Bernard-Henri Lévy a voulu savoir qui est ce journaliste, ce qui l’a poussé un jour à proclamer devant ses ravisseurs – comme un geste de fierté – son judaïsme. Ce qu’il a écrit jusque-là. Il plonge dans le passé de cet homme. Il rencontre la famille de Daniel. Peu à peu, il se rend compte que son assassinat n’est pas un fait divers mais un meurtre prémédité, préparé par des fondamentalistes fanatiques avec le concours de l’État pakistanais.

Mais d’abord, Lévy s’intéresse à la personnalité du cerveau du crime, un jeune homme ancien élève de la London School of Economics. Ce jeune homme, Omar Sheikh, qui est un pur produit de l’Occident va se transformer, peu à peu, en ennemi de l’Occident.

Lévy rencontre tous les anciens amis du jeune homme, reconstitue, de capitale en capitale – avec quelle patience et quelle minutie ! – ses voyages et ses dérives. Il va jusqu’à vérifier ses lectures à la bibliothèque de l’école.

Ce livre est moins celui d’un philosophe ou d’un romancier que celui d’un enquêteur et d’un grand reporter. Même si Lévy revendique le droit pour le philosophe de donner son avis dans ces pages et pour le romancier celui de voler au secours de l’enquêteur quand le réel se dérobe. C’est d’ailleurs pourquoi Lévy parle à propos de ce livre d’un « romanquête ». On est ébahi devant l’énergie qu’il a fallu développer pour les besoins de cette enquête, les voyages de continent en continent ; admiratif devant les risques encourus – Lévy en raconte quelques-uns – quand on sait que l’enquête ne se déroule pas dans un terrain qui respecte les droits de la presse ou ceux de la liberté de penser, mais dans une jungle de barbares où le fait de s’appeler Lévy est déjà un crime. Lévy parle de la « propre maison du Diable ». On reste bouche bée devant le travail impressionnant que déploie l’inspecteur Lévy. Il est à lui seul une police judiciaire. Il étudie les détails, reconstitue les puzzles, remet les choses en place, identifie les personnages qui vont, dans cet acte barbare, jouer le moindre rôle. Il ne désespère pas quand on lui refuse telle ou telle visite. Il s’accroche. Et parvient souvent à ce qu’il veut. Plus son enquête avance et plus des hypothèses sont échafaudées.

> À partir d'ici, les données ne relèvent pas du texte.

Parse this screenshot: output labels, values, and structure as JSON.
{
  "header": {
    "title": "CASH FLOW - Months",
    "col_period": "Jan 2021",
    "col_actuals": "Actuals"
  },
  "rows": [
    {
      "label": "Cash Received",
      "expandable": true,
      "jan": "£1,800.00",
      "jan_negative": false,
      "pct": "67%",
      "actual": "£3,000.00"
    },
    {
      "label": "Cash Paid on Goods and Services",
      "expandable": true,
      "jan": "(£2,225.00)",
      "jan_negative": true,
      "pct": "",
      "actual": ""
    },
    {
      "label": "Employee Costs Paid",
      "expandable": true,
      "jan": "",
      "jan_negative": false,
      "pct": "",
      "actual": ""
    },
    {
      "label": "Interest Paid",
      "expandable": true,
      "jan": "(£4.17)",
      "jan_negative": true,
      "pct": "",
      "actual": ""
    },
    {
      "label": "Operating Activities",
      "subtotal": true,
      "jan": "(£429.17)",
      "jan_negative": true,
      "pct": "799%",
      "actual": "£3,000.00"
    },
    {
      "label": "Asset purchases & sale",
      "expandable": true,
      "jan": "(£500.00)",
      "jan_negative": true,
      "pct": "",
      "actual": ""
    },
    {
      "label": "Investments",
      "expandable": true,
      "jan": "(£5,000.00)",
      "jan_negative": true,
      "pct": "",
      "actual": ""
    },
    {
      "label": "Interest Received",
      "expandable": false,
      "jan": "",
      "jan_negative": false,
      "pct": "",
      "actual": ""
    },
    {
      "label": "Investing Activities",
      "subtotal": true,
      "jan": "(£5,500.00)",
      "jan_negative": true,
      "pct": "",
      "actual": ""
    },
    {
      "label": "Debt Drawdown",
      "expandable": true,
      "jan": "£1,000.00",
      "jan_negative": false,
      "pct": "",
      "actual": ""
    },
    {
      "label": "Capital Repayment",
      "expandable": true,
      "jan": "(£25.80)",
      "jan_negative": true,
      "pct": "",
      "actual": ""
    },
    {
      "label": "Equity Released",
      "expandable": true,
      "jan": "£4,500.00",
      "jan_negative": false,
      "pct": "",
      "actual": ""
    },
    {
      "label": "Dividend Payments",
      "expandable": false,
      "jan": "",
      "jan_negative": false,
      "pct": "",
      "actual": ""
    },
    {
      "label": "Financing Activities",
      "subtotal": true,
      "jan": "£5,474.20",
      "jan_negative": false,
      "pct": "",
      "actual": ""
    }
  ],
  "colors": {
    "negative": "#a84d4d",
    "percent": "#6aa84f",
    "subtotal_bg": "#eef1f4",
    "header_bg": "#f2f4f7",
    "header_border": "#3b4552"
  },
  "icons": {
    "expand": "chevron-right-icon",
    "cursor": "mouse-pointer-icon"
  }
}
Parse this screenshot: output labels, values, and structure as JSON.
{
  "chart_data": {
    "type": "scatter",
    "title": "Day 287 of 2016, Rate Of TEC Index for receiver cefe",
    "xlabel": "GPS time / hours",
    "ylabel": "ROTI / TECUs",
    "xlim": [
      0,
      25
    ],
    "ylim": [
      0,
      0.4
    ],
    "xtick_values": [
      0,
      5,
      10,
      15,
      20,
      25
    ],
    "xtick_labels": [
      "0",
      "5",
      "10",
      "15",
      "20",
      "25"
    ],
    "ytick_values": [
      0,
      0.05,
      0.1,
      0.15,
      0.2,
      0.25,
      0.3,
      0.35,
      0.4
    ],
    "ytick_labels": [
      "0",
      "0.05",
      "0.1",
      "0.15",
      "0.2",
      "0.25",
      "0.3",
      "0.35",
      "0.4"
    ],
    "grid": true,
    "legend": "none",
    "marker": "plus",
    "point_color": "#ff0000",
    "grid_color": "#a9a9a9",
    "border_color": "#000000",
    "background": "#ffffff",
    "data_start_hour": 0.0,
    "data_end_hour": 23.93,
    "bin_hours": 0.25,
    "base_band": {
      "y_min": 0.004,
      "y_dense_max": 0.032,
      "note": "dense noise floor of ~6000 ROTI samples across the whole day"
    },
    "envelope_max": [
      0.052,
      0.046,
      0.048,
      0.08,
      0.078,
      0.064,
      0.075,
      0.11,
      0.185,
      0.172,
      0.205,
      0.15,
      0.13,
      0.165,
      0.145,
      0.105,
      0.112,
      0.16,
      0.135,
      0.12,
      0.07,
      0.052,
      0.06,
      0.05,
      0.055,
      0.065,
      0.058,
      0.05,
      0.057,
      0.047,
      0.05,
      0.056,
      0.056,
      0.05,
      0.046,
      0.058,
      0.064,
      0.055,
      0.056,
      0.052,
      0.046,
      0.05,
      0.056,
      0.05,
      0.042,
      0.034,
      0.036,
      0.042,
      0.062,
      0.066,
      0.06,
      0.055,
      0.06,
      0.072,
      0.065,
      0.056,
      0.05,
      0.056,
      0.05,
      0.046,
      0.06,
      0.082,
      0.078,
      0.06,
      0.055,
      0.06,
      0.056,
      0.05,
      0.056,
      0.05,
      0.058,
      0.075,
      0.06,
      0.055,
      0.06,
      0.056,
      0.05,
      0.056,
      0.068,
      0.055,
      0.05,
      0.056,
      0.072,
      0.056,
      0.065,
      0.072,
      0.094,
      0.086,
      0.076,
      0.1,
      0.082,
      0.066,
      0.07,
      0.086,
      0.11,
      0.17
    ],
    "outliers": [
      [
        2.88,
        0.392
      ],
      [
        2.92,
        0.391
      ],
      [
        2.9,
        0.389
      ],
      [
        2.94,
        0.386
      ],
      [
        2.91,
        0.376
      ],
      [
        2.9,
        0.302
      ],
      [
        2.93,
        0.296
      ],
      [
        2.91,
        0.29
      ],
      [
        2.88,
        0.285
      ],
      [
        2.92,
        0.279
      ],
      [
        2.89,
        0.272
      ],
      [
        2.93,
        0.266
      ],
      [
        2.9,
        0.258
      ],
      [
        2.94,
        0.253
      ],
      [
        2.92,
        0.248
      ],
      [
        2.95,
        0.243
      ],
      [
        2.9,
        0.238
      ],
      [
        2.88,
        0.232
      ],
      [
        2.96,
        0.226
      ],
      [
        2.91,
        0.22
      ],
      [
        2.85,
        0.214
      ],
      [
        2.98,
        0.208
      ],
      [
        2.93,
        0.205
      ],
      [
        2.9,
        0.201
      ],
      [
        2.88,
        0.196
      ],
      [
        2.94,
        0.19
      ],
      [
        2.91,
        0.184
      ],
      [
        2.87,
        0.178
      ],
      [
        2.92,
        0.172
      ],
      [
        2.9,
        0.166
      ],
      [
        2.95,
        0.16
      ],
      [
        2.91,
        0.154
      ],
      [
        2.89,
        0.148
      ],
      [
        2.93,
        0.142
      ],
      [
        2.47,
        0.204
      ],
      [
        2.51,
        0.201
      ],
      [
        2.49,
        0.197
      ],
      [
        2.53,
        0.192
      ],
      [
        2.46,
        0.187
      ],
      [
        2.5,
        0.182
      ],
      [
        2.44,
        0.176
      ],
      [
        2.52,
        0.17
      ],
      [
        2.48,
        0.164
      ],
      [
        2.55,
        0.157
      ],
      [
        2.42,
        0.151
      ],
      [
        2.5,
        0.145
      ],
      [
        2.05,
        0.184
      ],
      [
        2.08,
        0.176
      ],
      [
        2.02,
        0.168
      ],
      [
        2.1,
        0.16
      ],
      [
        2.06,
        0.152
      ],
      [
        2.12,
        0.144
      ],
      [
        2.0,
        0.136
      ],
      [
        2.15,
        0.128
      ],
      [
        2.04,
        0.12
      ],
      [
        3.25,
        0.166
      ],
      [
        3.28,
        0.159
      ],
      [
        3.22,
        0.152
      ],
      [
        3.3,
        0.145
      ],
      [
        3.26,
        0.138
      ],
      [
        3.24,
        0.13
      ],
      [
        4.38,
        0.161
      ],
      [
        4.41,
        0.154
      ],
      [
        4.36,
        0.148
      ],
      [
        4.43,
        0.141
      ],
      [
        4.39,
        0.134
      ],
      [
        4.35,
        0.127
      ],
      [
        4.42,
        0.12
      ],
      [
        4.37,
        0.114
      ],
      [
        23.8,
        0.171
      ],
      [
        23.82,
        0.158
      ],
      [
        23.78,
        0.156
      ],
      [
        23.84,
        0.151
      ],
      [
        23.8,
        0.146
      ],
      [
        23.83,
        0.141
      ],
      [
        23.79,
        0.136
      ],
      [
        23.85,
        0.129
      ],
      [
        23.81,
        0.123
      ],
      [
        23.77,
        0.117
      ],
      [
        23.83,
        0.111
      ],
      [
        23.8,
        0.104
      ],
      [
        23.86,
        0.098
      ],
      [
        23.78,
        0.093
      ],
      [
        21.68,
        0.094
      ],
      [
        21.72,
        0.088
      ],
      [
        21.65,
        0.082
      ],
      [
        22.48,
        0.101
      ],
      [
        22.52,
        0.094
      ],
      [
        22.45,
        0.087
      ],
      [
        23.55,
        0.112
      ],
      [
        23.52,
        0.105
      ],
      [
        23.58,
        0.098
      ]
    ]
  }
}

Il y a ce qu’il arrive à établir de science sûre, preuves à l’appui : par exemple que Pearl a été torturé puis enterré dans une maison appartenant à une fausse organisation de bienfaisance qui sert de faux nez à Ben Laden ; que c’est à Binori Town, à Karachi, que sont formés aujourd’hui les bataillons d’élite d’Al-Qaïda ; par exemple encore que Omar Sheikh – que Ben Laden appelle « my favored son » – est mêlé au 11 septembre ou encore que l’assassinat de Pearl a été une conjuration massive d’Al-Qaïda et des services secrets pakistanais, le fameux ISI.

Et il y a, à côté de cela, l’hypothèse que Lévy propose pour expliquer le fait que Pearl ait été à un moment donné, considéré comme dangereux par ses ravisseurs. C’est qu’il était sans doute en train d’enquêter sur la bombe atomique pakistanaise. On a compris qu’il s’agit ici d’un livre de courage. Par-delà l’hommage rendu à un journaliste admirable de dignité – l’ouvrage est d’ailleurs dédié à son fils Adam – c’est la première fois que l’on parle, en nommant les choses par leur nom, du « monde de l’islamisme radical avec ses codes, ses mots de passe, des territoires secrets, ses mollahs de cauchemar qui soufflent la folie dans les âmes, ses petites mains, ses maréchaux ».

C’est la première fois que le Pakistan est désigné comme le « pays drogué au fanatisme » pour ne rien dire de l’antisémitisme enragé de ses habitants et que l’on décrit le djihadisme qui fonctionne dans les camps comme à la fois un mode de vie et d’être au monde autant qu’une disposition à la guerre.

Mais ce livre est aussi une mise en garde et un appel. La partie de bras de fer que les nouveaux barbares engagent avec les démocraties ne fait, dit Lévy, que commencer.